Even temporary inflation presents a problem for the Federal Reserve. The U.S. central bank on Wednesday reiterated its belief that post-pandemic price spikes won’t last. Still, consumers, Congress and the White House are edgy. Tapering the Fed’s $120 billion a month in additional bond buying wouldn’t directly counter price increases. But it would give Chair Jay Powell cover.

On Wednesday, the Federal Open Market Committee kept overnight interest rates near zero and said it would continue the asset purchases that started last year. The move has nearly doubled the Fed’s balance sheet since the emergence of the coronavirus to about $8.2 trillion.

The Fed says sharp increases in some prices reflect “transitory factors.” Powell and his colleagues aren’t concerned that the consumer price index gained 5.4% in June year-over-year, the biggest increase in 13 years. There’s some logic behind that view, given the distortions of the past year-and-a-half. Since the more normal environment in June 2019, CPI increased a much less alarming annualized 3%. The longer-term inflation rates implied by bond markets have declined slightly from their peaks in recent months, too.

Consumers, though, are less sanguine. Their inflation expectations for the coming year jumped to 4.8%, the highest level since August 2008, according to a University of Michigan survey this month. Gas prices in particular have hit drivers’ wallets, rising 45% over the last 12 months. Democratic pollster Celinda Lake told Axios that women voters, a key constituency going into the 2022 midterm elections, are especially concerned.

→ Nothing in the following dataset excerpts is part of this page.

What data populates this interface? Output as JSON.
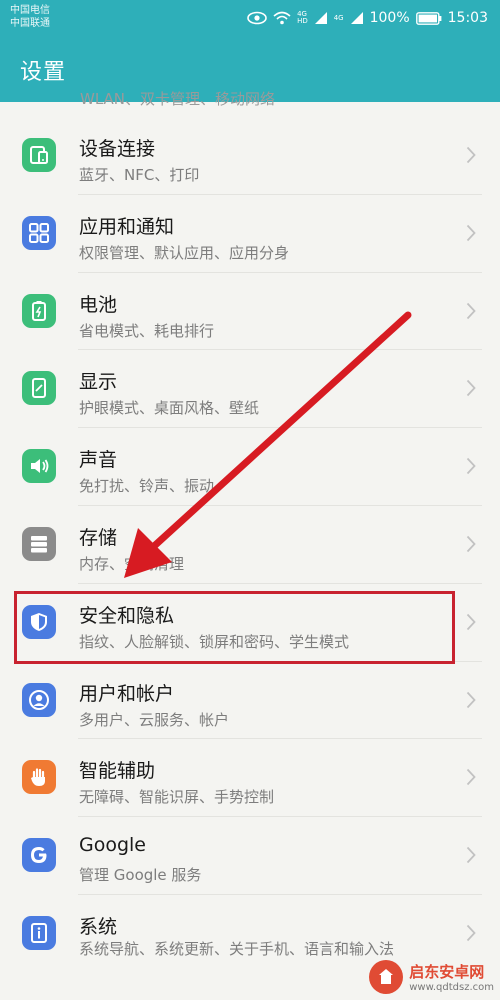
{
  "status_bar": {
    "carrier_1": "中国电信",
    "carrier_2": "中国联通",
    "net_top": "4G",
    "net_bottom": "HD",
    "net_2": "4G",
    "battery": "100%",
    "time": "15:03"
  },
  "header": {
    "title": "设置"
  },
  "peek_item": {
    "subtitle": "WLAN、双卡管理、移动网络"
  },
  "settings": [
    {
      "title": "设备连接",
      "subtitle": "蓝牙、NFC、打印",
      "icon": "devices-icon",
      "color": "#3cbe7a"
    },
    {
      "title": "应用和通知",
      "subtitle": "权限管理、默认应用、应用分身",
      "icon": "apps-grid-icon",
      "color": "#4a7be0"
    },
    {
      "title": "电池",
      "subtitle": "省电模式、耗电排行",
      "icon": "battery-icon",
      "color": "#3cbe7a"
    },
    {
      "title": "显示",
      "subtitle": "护眼模式、桌面风格、壁纸",
      "icon": "display-icon",
      "color": "#3cbe7a"
    },
    {
      "title": "声音",
      "subtitle": "免打扰、铃声、振动",
      "icon": "volume-icon",
      "color": "#3cbe7a"
    },
    {
      "title": "存储",
      "subtitle": "内存、空间清理",
      "icon": "storage-icon",
      "color": "#8b8b8b"
    },
    {
      "title": "安全和隐私",
      "subtitle": "指纹、人脸解锁、锁屏和密码、学生模式",
      "icon": "shield-icon",
      "color": "#4a7be0"
    },
    {
      "title": "用户和帐户",
      "subtitle": "多用户、云服务、帐户",
      "icon": "user-icon",
      "color": "#4a7be0"
    },
    {
      "title": "智能辅助",
      "subtitle": "无障碍、智能识屏、手势控制",
      "icon": "hand-icon",
      "color": "#f07a33"
    },
    {
      "title": "Google",
      "subtitle": "管理 Google 服务",
      "icon": "google-icon",
      "color": "#4a7be0"
    },
    {
      "title": "系统",
      "subtitle": "系统导航、系统更新、关于手机、语言和输入法",
      "icon": "info-icon",
      "color": "#4a7be0"
    }
  ],
  "watermark": {
    "name": "启东安卓网",
    "url": "www.qdtdsz.com"
  },
  "colors": {
    "header": "#2eafb9",
    "highlight": "#c8222f",
    "arrow": "#d71b22"
  }
}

The Fed won’t be raising interest rates any time soon. But it could reduce its bond buying. In 2013, comments foreshadowing tapering by then-Fed chief Ben Bernanke rattled markets, but only temporarily. The central bank went on to pare its bond buying program and then started reducing the size of its balance sheet in 2017.

Powell and his colleagues have little choice but to cut asset purchases once they are confident the worst of the pandemic is over. Despite its independent structure, the Fed can’t completely ignore politics, either. The bond-buying program is meant to temper long-term interest rates, and shrinking it won’t affect current food or gas prices. But that wouldn’t stop politicians and voters from seeing it as a first move to control inflation. Getting to that point soon could make both economic and political sense for the Fed.